Jak udaje ci się łączyć studiowanie z muzyką?
To trudna sprawa, ponieważ weterynaria to absorbujący kierunek. Na szczęście moja przygoda z muzyką tak naprawdę dopiero się zaczyna, więc jeszcze na dobre nie odczułem trudów związanych z łączeniem obu tych pasji. Na pewno będę dawał z siebie wszystko, żeby żadna z nich nie została zaniedbana. Poza tym poniekąd motywacją dla mnie jest Damian Kordas, który też studiował weterynarię, a udało mu się wygrać MasterChefa.
Ooo, proszę! Okej… Z moich ustaleń wynika, że artystycznie jesteś aktywny od ponad trzech lat jednak. Muzyka to jeszcze hobby czy już plan na życie?
Muzyka to przede wszystkim moja ogromna pasja. W moim przypadku pisanie piosenek jest bardzo naturalne i przychodzi samo. A co będzie dalej, to czas pokaże. Jako overthinker wiem, że zastanawianie się nad tym, co stanie się w przyszłości, nie daje dobrych efektów. Najlepiej żyć tu i teraz. Po prostu dawać z siebie sto procent. Będę zachwycony, jeśli uda mi się podbić rynek muzyczny, ale będąc raczkującym debiutantem podchodzę do mojego muzykowania z dozą rezerwy. Uspokaja mnie fakt, że mam plan B i niezależnie od tego, jak potoczą się moje losy, to będę szczęśliwy.
Jak dołączyłeś do projektu FONOBO Pitcher?
Dowiedziałem się o nim na Facebooku dzięki fan klubowi Ralpha Kaminskiego. Wrzuciłem kiedyś na tę grupę swój cover piosenki Ralpha oraz jeden z moich utworów, więc kilka osób stamtąd zaczęło mnie kojarzyć. Gdy na tej samej grupie, w związku z tym, że wytwórnia FONOBO Label współpracuje z Ralphem, pojawił się post z informacją o akcji FONOBO Pitcher… to sporo ludzi zaczęło mnie oznaczać w komentarzach i pisać, żebym się zgłosił. Jak się okazało, mieli rację.

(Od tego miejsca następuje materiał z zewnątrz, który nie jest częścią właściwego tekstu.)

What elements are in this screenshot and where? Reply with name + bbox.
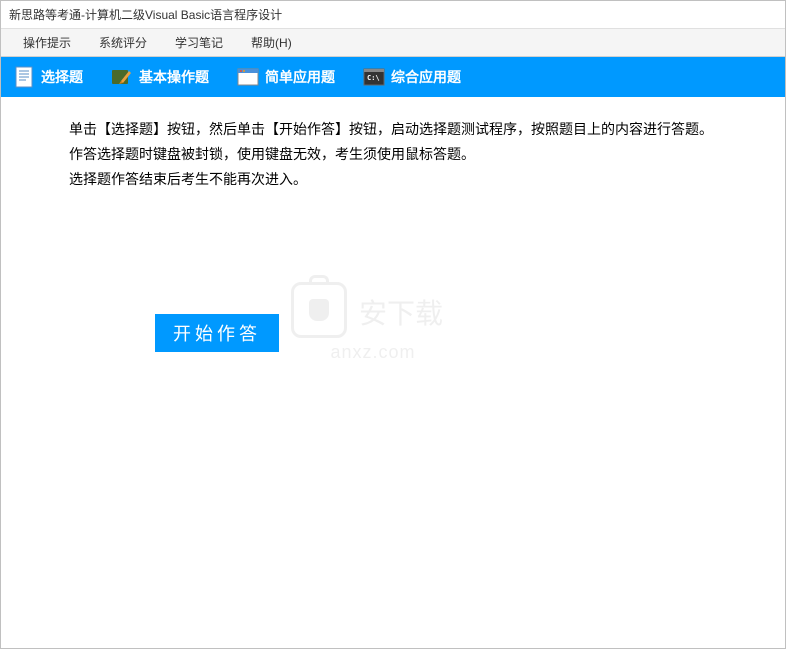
instruction-text: 单击【选择题】按钮，然后单击【开始作答】按钮，启动选择题测试程序，按照题目上的内… <box>41 117 745 193</box>
toolbar-basic-operation[interactable]: 基本操作题 <box>111 66 209 88</box>
watermark-bag-icon <box>291 282 347 338</box>
toolbar: 选择题 基本操作题 简单应用题 C:\ <box>1 57 785 97</box>
window-title: 新思路等考通-计算机二级Visual Basic语言程序设计 <box>9 6 282 23</box>
menu-bar: 操作提示 系统评分 学习笔记 帮助(H) <box>1 29 785 57</box>
menu-operation-tips[interactable]: 操作提示 <box>9 30 85 55</box>
svg-text:C:\: C:\ <box>367 74 380 82</box>
terminal-icon: C:\ <box>363 66 385 88</box>
title-bar: 新思路等考通-计算机二级Visual Basic语言程序设计 <box>1 1 785 29</box>
menu-study-notes[interactable]: 学习笔记 <box>161 30 237 55</box>
menu-help[interactable]: 帮助(H) <box>237 30 306 55</box>
edit-icon <box>111 66 133 88</box>
watermark-url: anxz.com <box>330 342 415 363</box>
document-icon <box>13 66 35 88</box>
content-area: 单击【选择题】按钮，然后单击【开始作答】按钮，启动选择题测试程序，按照题目上的内… <box>1 97 785 648</box>
toolbar-choice-question[interactable]: 选择题 <box>13 66 83 88</box>
toolbar-comprehensive-application[interactable]: C:\ 综合应用题 <box>363 66 461 88</box>
watermark: 安下载 anxz.com <box>291 282 443 363</box>
toolbar-simple-application[interactable]: 简单应用题 <box>237 66 335 88</box>
start-answer-button[interactable]: 开始作答 <box>155 314 279 352</box>
watermark-text: 安下载 <box>359 292 443 332</box>
window-icon <box>237 66 259 88</box>
instruction-line-3: 选择题作答结束后考生不能再次进入。 <box>41 167 745 192</box>
menu-system-score[interactable]: 系统评分 <box>85 30 161 55</box>
toolbar-label: 基本操作题 <box>139 67 209 87</box>
instruction-line-1: 单击【选择题】按钮，然后单击【开始作答】按钮，启动选择题测试程序，按照题目上的内… <box>41 117 745 142</box>
instruction-line-2: 作答选择题时键盘被封锁，使用键盘无效，考生须使用鼠标答题。 <box>41 142 745 167</box>
toolbar-label: 简单应用题 <box>265 67 335 87</box>
toolbar-label: 选择题 <box>41 67 83 87</box>
toolbar-label: 综合应用题 <box>391 67 461 87</box>
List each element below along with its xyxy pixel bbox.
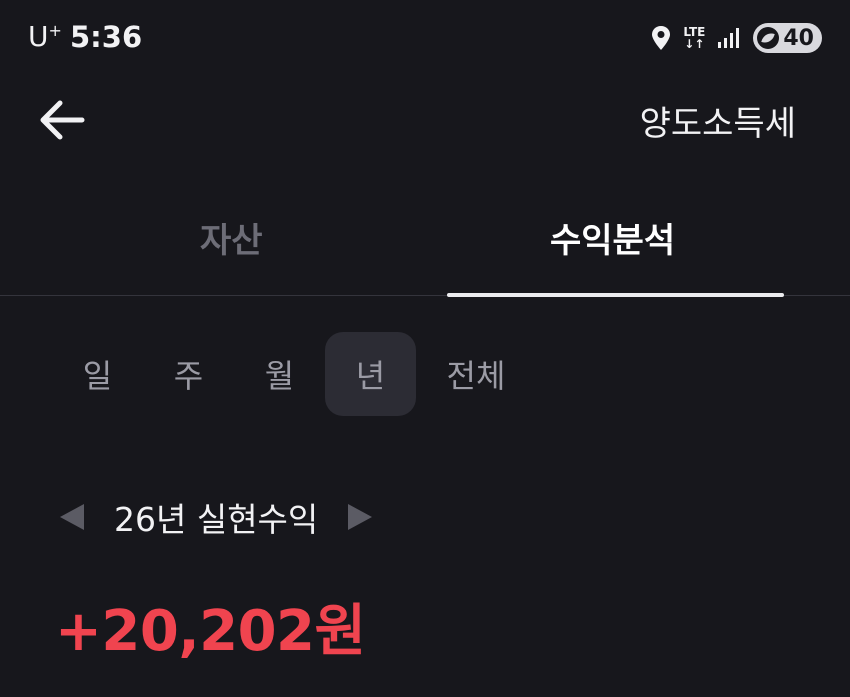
tab-profit-analysis[interactable]: 수익분석 xyxy=(550,213,675,262)
battery-indicator: 40 xyxy=(753,23,822,53)
tab-asset[interactable]: 자산 xyxy=(200,213,263,262)
status-time: 5:36 xyxy=(70,20,143,54)
realized-profit-amount: +20,202원 xyxy=(55,599,366,664)
status-icons: LTE ↓↑ 40 xyxy=(651,20,822,56)
next-period-icon[interactable] xyxy=(348,504,373,530)
back-button[interactable] xyxy=(36,96,88,144)
signal-icon xyxy=(717,27,741,49)
active-tab-indicator xyxy=(447,293,784,297)
lte-icon: LTE ↓↑ xyxy=(683,25,706,51)
battery-level: 40 xyxy=(783,25,814,51)
period-week[interactable]: 주 xyxy=(143,332,234,416)
location-icon xyxy=(651,25,671,51)
period-all[interactable]: 전체 xyxy=(416,332,536,416)
period-year[interactable]: 년 xyxy=(325,332,416,416)
arrow-left-icon xyxy=(40,100,85,140)
period-month[interactable]: 월 xyxy=(234,332,325,416)
carrier-label: U+ xyxy=(28,20,62,53)
profit-period-selector: 26년 실현수익 xyxy=(60,493,373,541)
tax-button[interactable]: 양도소득세 xyxy=(640,96,796,145)
tab-bar: 자산 수익분석 xyxy=(0,195,850,297)
status-bar: U+ 5:36 LTE ↓↑ 40 xyxy=(0,0,850,76)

I bardzo dobrze! O czym opowiada utwór Ostatnia piosenka o tobie?
Ta piosenka jest o bólu, jaki towarzyszy rozstaniu, o zdradzie i utraconym zaufaniu. Jest ostatnia, ponieważ osoba, o której śpiewam, nie zasługuje na kolejne. Żeby jednak nie było tak depresyjnie, przemyciłem w tym utworze myśl o odzyskiwaniu pewności siebie i wiary w miłość. To bardzo osobisty kawałek, ale tak już mam, że teksty piszę przede wszystkim dla siebie i traktuję je jako formę pozbywania się przytłaczających uczuć. Dzięki temu wszystko, co śpiewam, jest prawdziwe.
Co dalej po premierze singla?
W tej chwili moim marzeniem jest wydanie EP-ki. Nie chcę zdradzać szczegółów, ale mam już na nią pomysł i jestem w trakcie pisania kolejnych utworów. Mam nadzieję, że wkrótce usłyszymy się przy okazji nowego singla.